“Absolutely not! I’m a doctor. I can’t walk into the lab and say, ‘Who the hell screwed up this time?’ Especially since you’re not my patient.” She gave me a hug. “You’ll get the results next week. Don’t worry. You’ll be fine.”
She headed up the path toward the hospital.
“That’s the best you can do after four years of medical school?” I called out after her. “‘You’ll be fine’? I want a second opinion.”
She stopped and turned. “Okay! You’ll be crazy! Crazy and fine! It’ll make a great bumper sticker when you run for reelection.”
FORTY-ONE
“Hey, Mom,” Kevin said, when I entered the kitchen the next morning. “Some guy is trashing you and Dad on social media.”
“That’s nice,” I said. “I hope he spelled our names right.”
“Sorry, Mom,” Kevin said, putting on his most adorable sad face. “No names. It just says, ‘The blatantly suspicious drowning of former mayoral candidate Minna Schultz was the culmination of a heavily funded, well-executed corporate and political plot to silence her tenacious environmental efforts.’”
“Well, that sucks,” Alex said, joining the fun. “It’s too vague. This town is full of corporate and political villains. How are people supposed to know the Dunns done did the deed?”
Katie slammed her hands on the table and jumped up. “You people sicken me! That poor woman gave her life so that the privileged among us could forever have a spectacular view of Magic Pond. I’m done being a Dunn. I’m changing my last name!”
“To what, you ungrateful child?” Alex snapped.
“Schultz!” She tossed her hair defiantly and stormed out of the room.
“Aaaaaaaaand scene!” Kevin called out.
Katie pranced back into the room, throwing kisses and taking bows, while the rest of us applauded.
And that was that.
Within minutes, my kids were off to school, my husband was back in Alex World, and I was in the car on the way to work. But that impromptu little tableau had touched a nerve. When the four of us were actually under the same roof and in the same room together, we were the happiest family in the world.
I should have been overwhelmed with gratitude. But one ugly thought kept getting in the way.Who would take my place when I was gone?
Fortunately, the aftermath of the death of my political rival kept me so busy that I had no time to pay attention to my demons.
At 4:00 p.m., the chief came to my office with an update on the investigation.
“Good afternoon, Madam Mayor,” he said, lowering himself into the barely comfortable government-issue side chair across from my desk.
He was in great shape for a forty-five-year-old man. Tall, lean, no sign of middle-age paunch, a full head of closely cropped silver-gray hair, a neatly trimmed beard, and an affable smile.

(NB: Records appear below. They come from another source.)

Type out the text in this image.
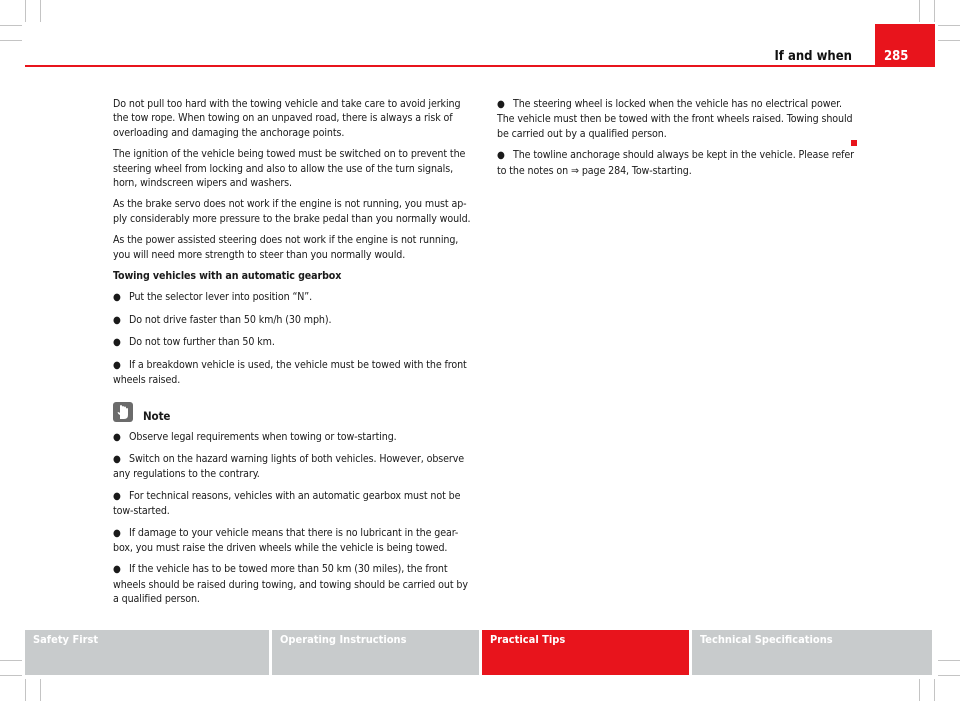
If and when	285

Do not pull too hard with the towing vehicle and take care to avoid jerking the tow rope. When towing on an unpaved road, there is always a risk of overloading and damaging the anchorage points.

The ignition of the vehicle being towed must be switched on to prevent the steering wheel from locking and also to allow the use of the turn signals, horn, windscreen wipers and washers.

As the brake servo does not work if the engine is not running, you must ap-ply considerably more pressure to the brake pedal than you normally would.

As the power assisted steering does not work if the engine is not running, you will need more strength to steer than you normally would.

Towing vehicles with an automatic gearbox

● Put the selector lever into position “N”.

● Do not drive faster than 50 km/h (30 mph).

● Do not tow further than 50 km.

● If a breakdown vehicle is used, the vehicle must be towed with the front wheels raised.

Note

● Observe legal requirements when towing or tow-starting.

● Switch on the hazard warning lights of both vehicles. However, observe any regulations to the contrary.

● For technical reasons, vehicles with an automatic gearbox must not be tow-started.

● If damage to your vehicle means that there is no lubricant in the gear-box, you must raise the driven wheels while the vehicle is being towed.

● If the vehicle has to be towed more than 50 km (30 miles), the front wheels should be raised during towing, and towing should be carried out by a qualified person.

● The steering wheel is locked when the vehicle has no electrical power. The vehicle must then be towed with the front wheels raised. Towing should be carried out by a qualified person.

● The towline anchorage should always be kept in the vehicle. Please refer to the notes on ⇒ page 284, Tow-starting.

Safety First	Operating Instructions	Practical Tips	Technical Specifications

According to Lizzie, who knows everything about everybody, he was “happily divorced after twenty years of marriage, but not dating, and not really looking.”
“Good afternoon, Chief,” I said. “You’re smiling.”
“It’s my way of throwing people off. It’s a little trick my dad taught me years ago.”
“And how is Judge Vanderbergen these days?”
“He’s doing his best to navigate retirement. He spent the winter driving my mom nuts. Now that spring is here, he’ll go up to the cabin and annoy the hell out of the fish. Mom loves to tell everyone that they have something between them that does wonders for their marriage.” He paused. “Two hundred miles of New York State Thruway.”
I laughed. “Send your parents my best. So... what have you got?”
“Minna Schultz’s lungs contained pond water.”
“So she was alive when she went in,” I said.
“That’s correct. The ME has concluded that the cause of death was consistent with drowning. She also did a quick tox that showed traces of clonazepam in Minna’s system. Not enough to kill her, but it’s common for people who are hell-bent on drowning to pop pills so they lose consciousness once they hit the drink. Otherwise, their survival instincts would kick in and they’d fight to stay alive.
“We searched her house and found a bottle of Klonopin. The prescribing doc was Ezra Perkins. I swung by his office, and he told me he’s been treating her for depression and anxiety for years. She went into a tailspin when she lost the election and the townhouse project went south. I got a statement from Dr. Perkins, took it to the ME, and she said we have no proof that Minna took the pills on her own.”